S&P 500 CEO dataset
CEO Tracker
Every CEO at every S&P 500 company since 2005, sourced from SEC filings.
Coverage
500 companies in the current S&P 500. Coverage starts in 2005. Pre-2005 CEOs are anchored from the earliest available baseline filing,.
Validated on a 100-company subset against the Gentry et al. academic CEO dataset (S&P 1500, 2000-2018): 202 CEO matches, 10 date mismatches. 8 of those turned out to be errors in the academic dataset, not here.
How the data was built
Filings are filtered in stages, cheap to expensive:
- Pull every 8-K, 10-K, and DEF 14A filed by each ticker since 2005
- Sentence-level keyword and regex filter
- spaCy dependency parsing to confirm the named person is grammatically the subject of the transition verb
- Claude Haiku extracts structured records (name, role, date, predecessor, successor) from the survivors
- A tenure builder dedupes raw events into per-CEO stints, handling co-CEOs, interim-to-permanent promotions, mid-window CIK changes (Google -> Alphabet), and pre-window incumbents
- Claude Sonnet web-search verification on anything still flagged, with durable corrections written back
The web-search step has guardrails against the model writing today's date as an end date for currently-serving CEOs.
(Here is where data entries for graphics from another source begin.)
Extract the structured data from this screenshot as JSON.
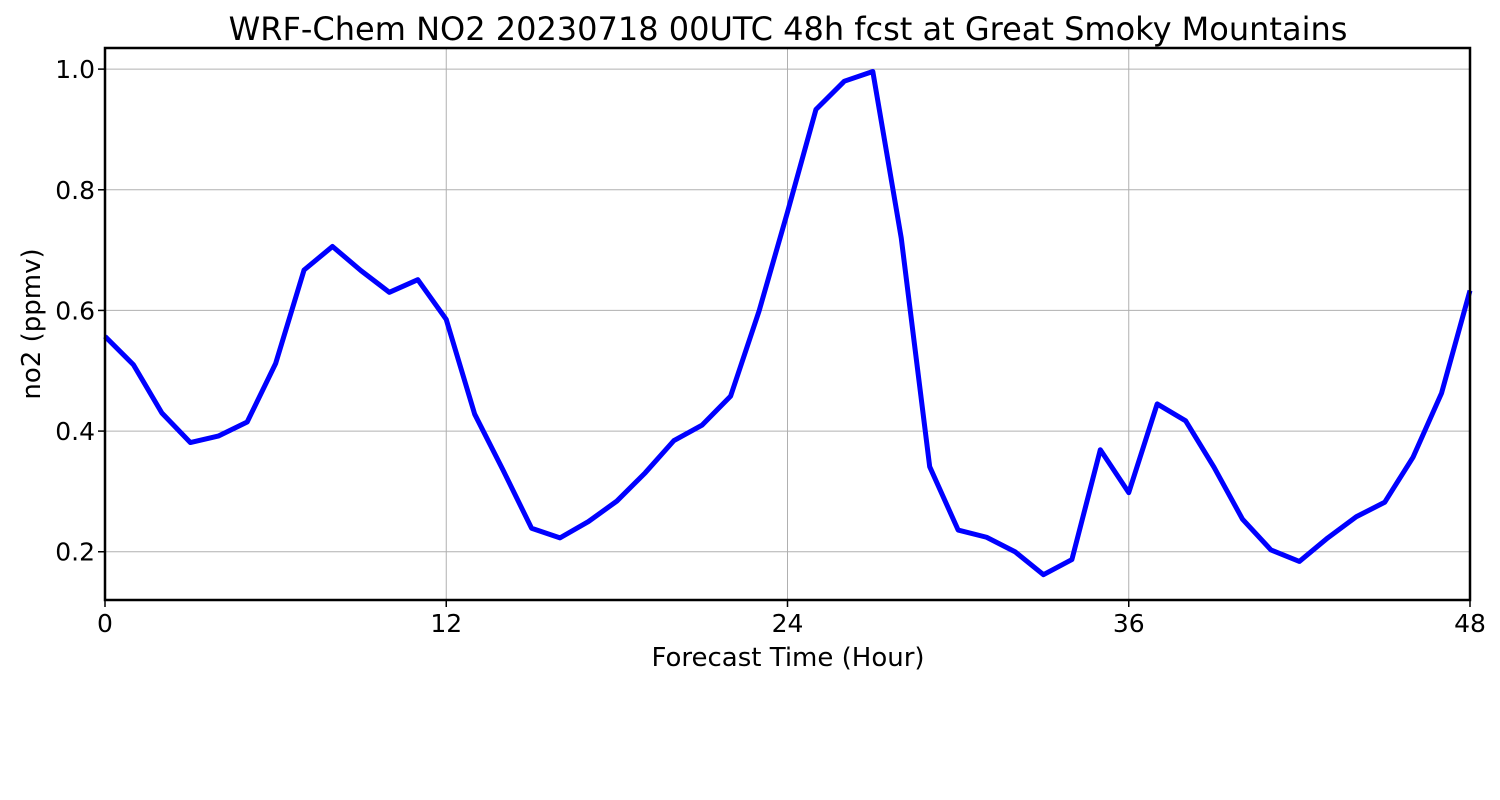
{
  "chart_data": {
    "type": "line",
    "title": "WRF-Chem NO2  20230718 00UTC 48h fcst at Great Smoky Mountains",
    "xlabel": "Forecast Time (Hour)",
    "ylabel": "no2  (ppmv)",
    "xlim": [
      0,
      48
    ],
    "ylim": [
      0.12,
      1.035
    ],
    "xticks": [
      0,
      12,
      24,
      36,
      48
    ],
    "yticks": [
      0.2,
      0.4,
      0.6,
      0.8,
      1.0
    ],
    "ytick_labels": [
      "0.2",
      "0.4",
      "0.6",
      "0.8",
      "1.0"
    ],
    "grid": true,
    "series": [
      {
        "color": "#0000ff",
        "x": [
          0,
          1,
          2,
          3,
          4,
          5,
          6,
          7,
          8,
          9,
          10,
          11,
          12,
          13,
          14,
          15,
          16,
          17,
          18,
          19,
          20,
          21,
          22,
          23,
          24,
          25,
          26,
          27,
          28,
          29,
          30,
          31,
          32,
          33,
          34,
          35,
          36,
          37,
          38,
          39,
          40,
          41,
          42,
          43,
          44,
          45,
          46,
          47,
          48
        ],
        "y": [
          0.557,
          0.51,
          0.43,
          0.381,
          0.392,
          0.415,
          0.512,
          0.667,
          0.706,
          0.666,
          0.63,
          0.651,
          0.585,
          0.428,
          0.335,
          0.239,
          0.223,
          0.25,
          0.284,
          0.331,
          0.384,
          0.41,
          0.458,
          0.599,
          0.763,
          0.933,
          0.98,
          0.996,
          0.72,
          0.341,
          0.236,
          0.224,
          0.2,
          0.162,
          0.187,
          0.369,
          0.298,
          0.445,
          0.417,
          0.34,
          0.254,
          0.203,
          0.184,
          0.223,
          0.258,
          0.282,
          0.357,
          0.463,
          0.633
        ]
      }
    ]
  }
}
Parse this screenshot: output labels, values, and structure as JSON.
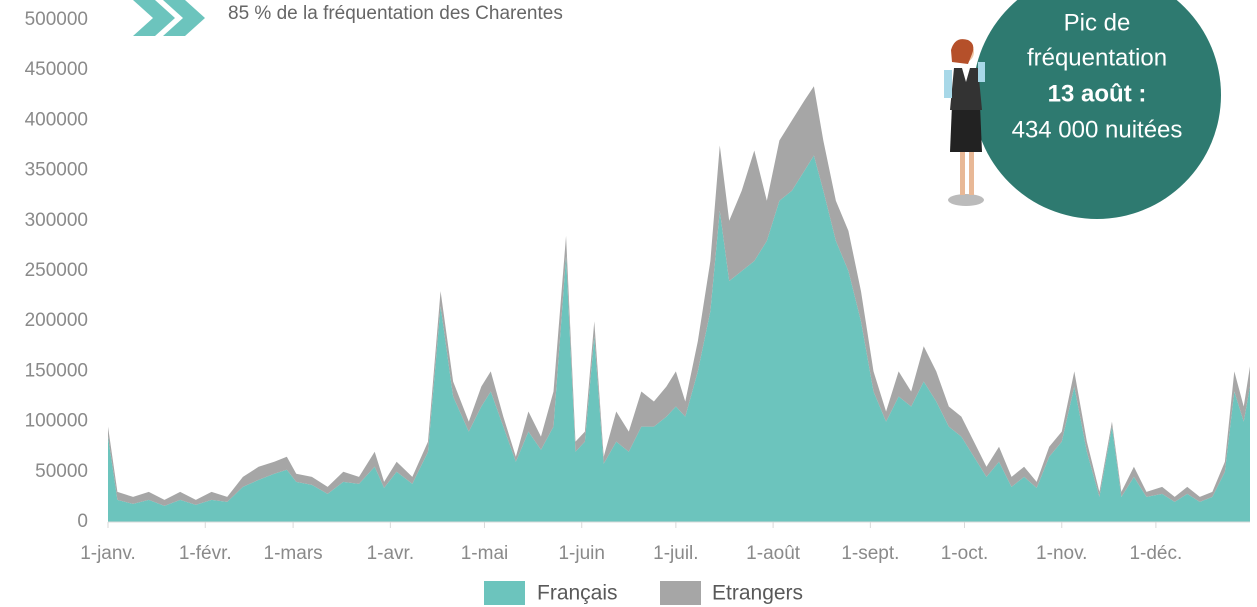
{
  "chart_data": {
    "type": "stacked-area",
    "annotation": "85 % de la fréquentation des Charentes",
    "callout": {
      "line1": "Pic de",
      "line2": "fréquentation",
      "line3": "13 août :",
      "line4": "434 000 nuitées"
    },
    "x": [
      0,
      3,
      8,
      13,
      18,
      23,
      28,
      33,
      38,
      43,
      48,
      53,
      57,
      60,
      65,
      70,
      75,
      80,
      85,
      88,
      92,
      97,
      102,
      106,
      110,
      115,
      119,
      122,
      126,
      130,
      134,
      138,
      142,
      146,
      149,
      152,
      155,
      158,
      162,
      166,
      170,
      174,
      178,
      181,
      184,
      188,
      192,
      195,
      198,
      202,
      206,
      210,
      214,
      218,
      222,
      225,
      228,
      232,
      236,
      240,
      244,
      248,
      252,
      256,
      260,
      264,
      268,
      272,
      276,
      280,
      284,
      288,
      292,
      296,
      300,
      304,
      308,
      312,
      316,
      320,
      323,
      327,
      331,
      336,
      340,
      344,
      348,
      352,
      356,
      359,
      362,
      364
    ],
    "series": [
      {
        "name": "Français",
        "color": "#6cc4bd",
        "values": [
          85000,
          22000,
          18000,
          22000,
          16000,
          22000,
          17000,
          22000,
          20000,
          35000,
          42000,
          48000,
          52000,
          40000,
          37000,
          28000,
          40000,
          38000,
          55000,
          34000,
          50000,
          38000,
          70000,
          215000,
          125000,
          90000,
          115000,
          130000,
          95000,
          60000,
          90000,
          72000,
          95000,
          265000,
          70000,
          80000,
          185000,
          58000,
          80000,
          70000,
          95000,
          95000,
          105000,
          115000,
          105000,
          150000,
          210000,
          310000,
          240000,
          250000,
          260000,
          280000,
          320000,
          330000,
          350000,
          365000,
          330000,
          280000,
          250000,
          200000,
          130000,
          100000,
          125000,
          115000,
          140000,
          120000,
          95000,
          85000,
          65000,
          45000,
          60000,
          35000,
          45000,
          34000,
          65000,
          80000,
          135000,
          70000,
          25000,
          95000,
          25000,
          45000,
          25000,
          28000,
          20000,
          28000,
          20000,
          25000,
          50000,
          130000,
          100000,
          135000
        ]
      },
      {
        "name": "Etrangers",
        "color": "#a6a6a6",
        "values": [
          10000,
          8000,
          7000,
          8000,
          6000,
          8000,
          5000,
          8000,
          5000,
          10000,
          13000,
          12000,
          13000,
          8000,
          8000,
          7000,
          10000,
          7000,
          15000,
          6000,
          10000,
          7000,
          10000,
          15000,
          15000,
          10000,
          20000,
          20000,
          10000,
          5000,
          20000,
          13000,
          35000,
          20000,
          10000,
          10000,
          15000,
          7000,
          30000,
          20000,
          35000,
          25000,
          30000,
          35000,
          15000,
          30000,
          50000,
          65000,
          60000,
          80000,
          110000,
          40000,
          60000,
          70000,
          70000,
          69000,
          50000,
          40000,
          40000,
          30000,
          20000,
          10000,
          25000,
          15000,
          35000,
          30000,
          20000,
          20000,
          15000,
          10000,
          15000,
          10000,
          10000,
          6000,
          10000,
          10000,
          15000,
          10000,
          5000,
          5000,
          5000,
          10000,
          5000,
          7000,
          5000,
          7000,
          5000,
          5000,
          10000,
          20000,
          15000,
          20000
        ]
      }
    ],
    "xlim": [
      0,
      364
    ],
    "xticks": [
      {
        "value": 0,
        "label": "1-janv."
      },
      {
        "value": 31,
        "label": "1-févr."
      },
      {
        "value": 59,
        "label": "1-mars"
      },
      {
        "value": 90,
        "label": "1-avr."
      },
      {
        "value": 120,
        "label": "1-mai"
      },
      {
        "value": 151,
        "label": "1-juin"
      },
      {
        "value": 181,
        "label": "1-juil."
      },
      {
        "value": 212,
        "label": "1-août"
      },
      {
        "value": 243,
        "label": "1-sept."
      },
      {
        "value": 273,
        "label": "1-oct."
      },
      {
        "value": 304,
        "label": "1-nov."
      },
      {
        "value": 334,
        "label": "1-déc."
      }
    ],
    "ylim": [
      0,
      500000
    ],
    "yticks": [
      0,
      50000,
      100000,
      150000,
      200000,
      250000,
      300000,
      350000,
      400000,
      450000,
      500000
    ]
  }
}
The baseline pipeline is separate because the main pipeline only sees transitions, not whoever was already CEO when the 2005 window opened.
Limitations
- Coverage starts in 2005. Earlier tenures are anchored, not reconstructed.
- Some dates are flagged inferred or tentative when the filing doesn't pin them to a day. Visible on company pages.
- Web verification handles structural issues. Not every individual date is independently fact-checked.
- When a ticker has changed entities over time (mergers, spinoffs, ticker reuse), only the current entity's CEOs are tracked.